Fazlic explained that the tests carried out so far have established 62 identities, while a certain number of samples showed that the remains found in the grave belonged to victims who had been identified previously.

“For now, 18 families have confirmed they would be present at the identification once it has been scheduled and will most probably give consent to burial of their family members,” Fazlic said.

Koricanske Stijene (Koricani Cliffs) are steep cliffs on Mount Vlasic and were the site of a massacre of some 200 Bosniak and Croat civilians by Bosnian Serb forces in August 1992.

During the war, Naila Bajric’s husband Serif and 21-year-old son Zafir were killed at Koricanske Stijene.
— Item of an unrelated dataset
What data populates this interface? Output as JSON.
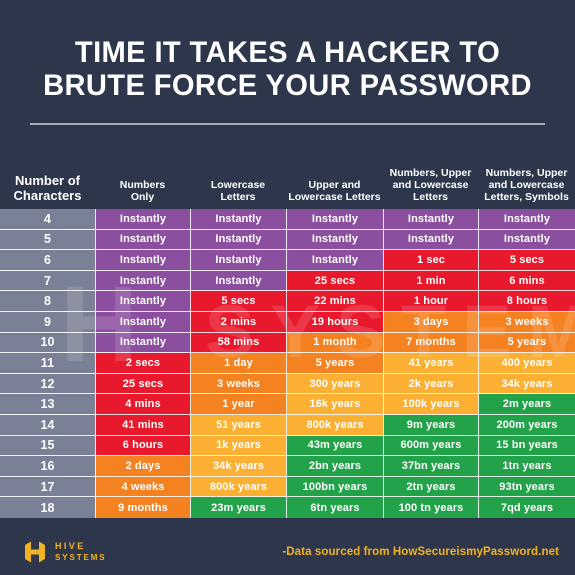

Her husband’s body, as well as a part of her son’s body, were found during the most recent exhumation at the site.

“I found my son in 2005. Two bones. I buried those two bones,” Bajric told BIRN.

Bajric recently visited the Sejkovaca Identification Centre in Sanski Most to see the remains of her loved ones.

“I wanted to take my child into my arms one more time. I gave birth to a whole child and now I am collecting his parts,” she said.

Missing Persons Institute data suggests that around 3,200 people went missing from the Prijedor area in the war, and the search for around 700 of them is still ongoing.

A total of six mass graves have been discovered in the Koricanske Stijene area. The International Commission on Missing Persons says that after all the exhumations conducted in the Koricanske Stijene area until April this year, DNA matching has so far enabled the reliable identification of 179 people who disappeared there, as well as the connection of over 700 separated body parts.

Sasa Kulukcija, the spokesperson for the Western Balkans at the International Commission on Missing Persons, said that the biggest obstacle to the search for the remaining missing people is the lack of credible information about hidden graves.

Kulukcija appealed to anyone who might have information about such graves to share their information anonymously using an ICMP application called Prijavi lokaciju (Report a Location).

There have been several convictions so far. Darko Mrdja, a former member of a Bosnian Serb special police unit from Prijedor, admitted he was guilty of committing crimes at Koricanske Stijene and was sentenced to 17 years in prison by the Hague Tribunal.

Ten other former policemen from Prijedor were also convicted by the Bosnian state court and given lengthy jail sentences.

Sasa Zecevic, Radoslav Knezevic and Marinko Ljepoja were given 23 years each, Zoran Babic got 22 years, Milorad Skrbic and Dusan Jankovic got 21 years each, and Zeljko Stojnic got 15 years.

The three others – Damir Ivankovic, Ljubisa Cetic and Gordan Djuric – signed guilt admission agreements. Ivankovic was given 14 years in prison, Ljubisa Cetic got 13 years and Gordan Djuric got eight years.